In Doblabar, Mark and Rrok were reunited with Berlinda, and learned that Mark’s mother, Maria, had been killed by the Serbs for intervening when Serb soldiers attempted to drag Berlinda away to be raped. During the three to four months that Berlinda was in Serb custody she was raped at least five times. Eventually, Mark, Rrok and Berlinda returned to Jakov and found that their home was in ruins and all of their possessions had either been looted or destroyed during the war.

Meanwhile, in June 1999, the United Nations Security Council passed Resolution 1244 establishing the United Nations Mission in Kosovo (“UNMIK”), which set up an interim civilian administration, and authorized the Kosovo Force (“KFOR”), a NATO-led international military force responsible for establishing and maintaining security in Kosovo.
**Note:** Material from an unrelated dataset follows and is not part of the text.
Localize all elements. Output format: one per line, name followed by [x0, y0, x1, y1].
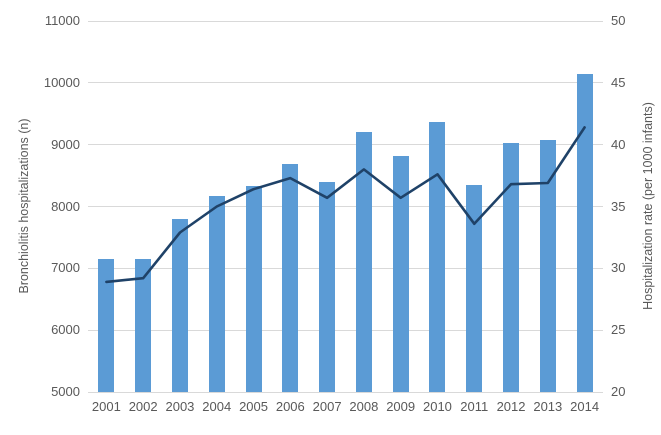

For approximately the next one and a half years, petitioners lived from village to village in Kosovo staying with relatives. Both of them testified at their immigration proceeding that for the year and a half that they lived in Kosovo under United Nations and NATO control they had no problems with any Serbs, although petitioners did state that they fear returning to Kosovo because they believe that the Serbs will one day return.

Even though NATO troops deterred the Serbs from returning, petitioners testified that life in Kosovo was still difficult following the war and that crime and some violence continued. Mark explained, “we don’t have bread, we don’t have future, we don’t have factories, we don’t have nothing to eat and only to die.” Both petitioners *510 said that they came to the United States primarily because their home had been destroyed, for economic reasons, and to be reunited with family. Two of Mark’s other sons and one of his other daughters Kving in Germany raised $7,000 each for Mark, Rrok, and Berlinda to be smuggled into the United States across the U.S.-Mexico border. Petitioners and Berlinda entered the United States illegally in February 2001. Each of them were served with a Notice to Appear and each of them conceded removability.

At the conclusion of their removal proceeding, the IJ specifically found that the testimony of petitioners was generally true and accurate and that, based upon the evidence presented, petitioners had demonstrated past persecution, as well as a subjective fear of returning to Kosovo. Nonetheless, the IJ ultimately concluded that the government had presented sufficient evidence of changed country conditions to rebut any presumption of a well-founded fear of persecution. According to the 2002 State Department Country Report (the most recent available to the IJ), Kosovo continued to be governed by UN-MIK, was still under the protection of KFOR, and had recently had its first democratic general elections. The documentary evidence also shows that shortly after international forces wrested control of Ko-sovo from the Serbs there was a mass influx of nearly one million displaced Koso-var Albanians back to Kosovo and a mass exodus of ethnic Serbs out of Kosovo. As the IJ noted, the record indicates that those who were most likely to be the victim of ethnic violence in Kosovo at the time the removal proceedings took place were the Serbs themselves.

II.

On appeal of the IJ’s denial of petitioners’ applications for asylum and withholding of removal pursuant to Sections 208(a) and 241(b)(3) of the Immigration and Nationality Act (“INA”), 8 U.S.C. §§ 1158(a) and 1231(b)(3), the BIA affirmed the IJ’s decision for the reasons stated therein, and dismissed the appeal with additional comments. When the BIA adopts the decision of the IJ instead of issuing its own opinion, we review the IJ’s decision, Denko v. INS, 351 F.3d 717, 723 (6th Cir.2003), but when the BIA adopts the IJ’s reasoning and also supplements the IJ’s opinion, the IJ’s opinion as supplemented by the BIA becomes the basis for review. Niam v. Ashcroft, 354 F.3d 652, 655-56 (7th Cir.2004); Kataria v. INS, 232 F.3d 1107, 1112 (9th Cir. 2000).